Hoje a boa música perdeu completamente o espaço para o funk carioca e o sertanejo. Suas composições citam a balada, o sexo e o dinheiro, em lugar da poesia e harmonia existentes na boa música. Infelizmente, a divulgação da MPB não acontece por falta de espaço e respaldo do público.

 

O que acha da programação das rádios e do que é divulgado na TV?

As poucas estações existentes em BH, como a Inconfidência, Guarani e Alvorada, ainda divulgam nomes do passado e do presente da MPB, mas a grande maioria das estações divulgam as batidas, o sexo e a ostentação, que são abre-alas do show business. Pior ainda na TV, pois divulga apenas o que dá ibope, que hoje em dia são “hits parade”. A música de hoje não é feita para eternidade como “Garota de Ipanema”, “Alvorada”, “Águas de Março”, “Berimbau”, entre outras grandes composições e intérpretes.

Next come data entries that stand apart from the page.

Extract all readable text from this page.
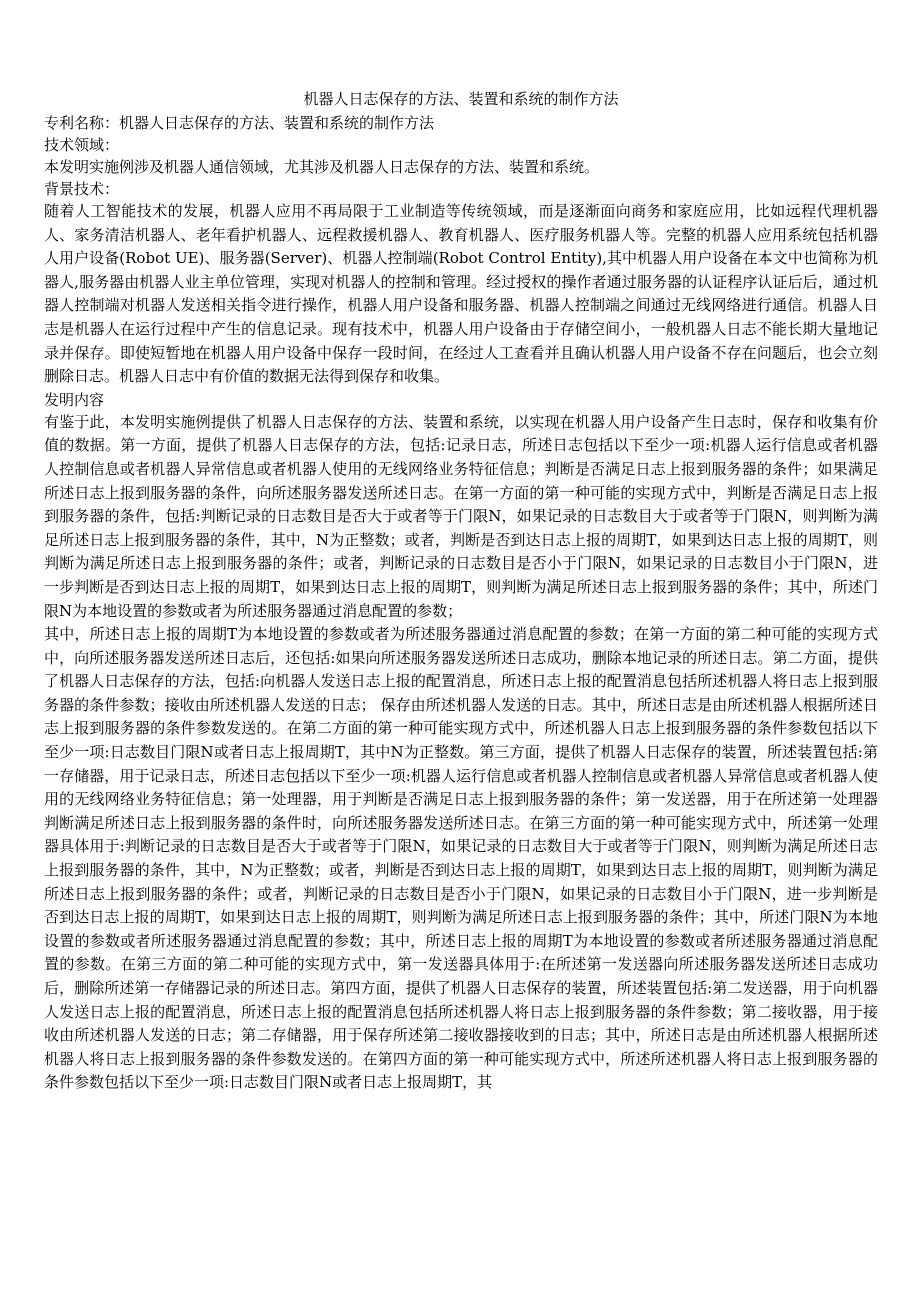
机器人日志保存的方法、装置和系统的制作方法

专利名称：机器人日志保存的方法、装置和系统的制作方法

技术领域：

本发明实施例涉及机器人通信领域，尤其涉及机器人日志保存的方法、装置和系统。

背景技术：

随着人工智能技术的发展，机器人应用不再局限于工业制造等传统领域，而是逐渐面向商务和家庭应用，比如远程代理机器人、家务清洁机器人、老年看护机器人、远程救援机器人、教育机器人、医疗服务机器人等。完整的机器人应用系统包括机器人用户设备(Robot UE)、服务器(Server)、机器人控制端(Robot Control Entity),其中机器人用户设备在本文中也简称为机器人,服务器由机器人业主单位管理，实现对机器人的控制和管理。经过授权的操作者通过服务器的认证程序认证后后，通过机器人控制端对机器人发送相关指令进行操作，机器人用户设备和服务器、机器人控制端之间通过无线网络进行通信。机器人日志是机器人在运行过程中产生的信息记录。现有技术中，机器人用户设备由于存储空间小，一般机器人日志不能长期大量地记录并保存。即使短暂地在机器人用户设备中保存一段时间，在经过人工查看并且确认机器人用户设备不存在问题后，也会立刻删除日志。机器人日志中有价值的数据无法得到保存和收集。

发明内容

有鉴于此，本发明实施例提供了机器人日志保存的方法、装置和系统，以实现在机器人用户设备产生日志时，保存和收集有价值的数据。第一方面，提供了机器人日志保存的方法，包括:记录日志，所述日志包括以下至少一项:机器人运行信息或者机器人控制信息或者机器人异常信息或者机器人使用的无线网络业务特征信息；判断是否满足日志上报到服务器的条件；如果满足所述日志上报到服务器的条件，向所述服务器发送所述日志。在第一方面的第一种可能的实现方式中，判断是否满足日志上报到服务器的条件，包括:判断记录的日志数目是否大于或者等于门限N，如果记录的日志数目大于或者等于门限N，则判断为满足所述日志上报到服务器的条件，其中，N为正整数；或者，判断是否到达日志上报的周期T，如果到达日志上报的周期T，则判断为满足所述日志上报到服务器的条件；或者，判断记录的日志数目是否小于门限N，如果记录的日志数目小于门限N，进一步判断是否到达日志上报的周期T，如果到达日志上报的周期T，则判断为满足所述日志上报到服务器的条件；其中，所述门限N为本地设置的参数或者为所述服务器通过消息配置的参数；

其中，所述日志上报的周期T为本地设置的参数或者为所述服务器通过消息配置的参数；在第一方面的第二种可能的实现方式中，向所述服务器发送所述日志后，还包括:如果向所述服务器发送所述日志成功，删除本地记录的所述日志。第二方面，提供了机器人日志保存的方法，包括:向机器人发送日志上报的配置消息，所述日志上报的配置消息包括所述机器人将日志上报到服务器的条件参数；接收由所述机器人发送的日志； 保存由所述机器人发送的日志。其中，所述日志是由所述机器人根据所述日志上报到服务器的条件参数发送的。在第二方面的第一种可能实现方式中，所述机器人日志上报到服务器的条件参数包括以下至少一项:日志数目门限N或者日志上报周期T，其中N为正整数。第三方面，提供了机器人日志保存的装置，所述装置包括:第一存储器，用于记录日志，所述日志包括以下至少一项:机器人运行信息或者机器人控制信息或者机器人异常信息或者机器人使用的无线网络业务特征信息；第一处理器，用于判断是否满足日志上报到服务器的条件；第一发送器，用于在所述第一处理器判断满足所述日志上报到服务器的条件时，向所述服务器发送所述日志。在第三方面的第一种可能实现方式中，所述第一处理器具体用于:判断记录的日志数目是否大于或者等于门限N，如果记录的日志数目大于或者等于门限N，则判断为满足所述日志上报到服务器的条件，其中，N为正整数；或者，判断是否到达日志上报的周期T，如果到达日志上报的周期T，则判断为满足所述日志上报到服务器的条件；或者，判断记录的日志数目是否小于门限N，如果记录的日志数目小于门限N，进一步判断是否到达日志上报的周期T，如果到达日志上报的周期T，则判断为满足所述日志上报到服务器的条件；其中，所述门限N为本地设置的参数或者所述服务器通过消息配置的参数；其中，所述日志上报的周期T为本地设置的参数或者所述服务器通过消息配置的参数。在第三方面的第二种可能的实现方式中，第一发送器具体用于:在所述第一发送器向所述服务器发送所述日志成功后，删除所述第一存储器记录的所述日志。第四方面，提供了机器人日志保存的装置，所述装置包括:第二发送器，用于向机器人发送日志上报的配置消息，所述日志上报的配置消息包括所述机器人将日志上报到服务器的条件参数；第二接收器，用于接收由所述机器人发送的日志；第二存储器，用于保存所述第二接收器接收到的日志；其中，所述日志是由所述机器人根据所述机器人将日志上报到服务器的条件参数发送的。在第四方面的第一种可能实现方式中，所述所述机器人将日志上报到服务器的条件参数包括以下至少一项:日志数目门限N或者日志上报周期T，其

São músicas descartáveis, onde o artista tem, no máximo, um ou dois anos de explosão popular e financeira.

 

Falta educação musical em nossas escolas?

Pessoalmente, já entreguei diversos projetos de música a prefeituras do estado e sempre me fecharam a porta. Acho que a música, a dança, teatro, circo têm grande poder de transformação e educação e deveriam ser matérias curriculares do ensino básico e fundamental. Estamos longe da boa educação artística.

 

Onde é possível ouvir Maurinho Lobo em Belo Horizonte?

Todas as quintas, na Galeria Arte e Gastronomia, com o projeto Quinta do Vinil, na Praça da Savassi; no Café com Letras, também na Savassi, e no Jângal, no Cruzeiro.

 

Qual seria a trilha sonora do Brasil neste 2014?

“Opinião”, de Zé Keti e Monsueto: “Podem me prender, podem me bater, que eu não mudo de opinião. Daqui do morro eu não saio não. Se não tem água, eu furo um poço, senão tem carne, eu compro osso e ponho na sopa e deixo andar, deixo andar...”.

 

Qual tua canção e teu verso da MPB favoritos?

“Quatorze anos”, de Paulinho da viola. “Tinha eu quatorze anos de idade, quando meu pai me falou: perguntou-me se eu queria estudar filosofia, medicina ou engenharia, tinha eu que ser doutor. Mas a minha inspiração era ter um violão para me tornar sambista, ele então me aconselhou sambista não tem valor nesta terra de doutor, e, seu doutor, o meu pai tinha razão...”.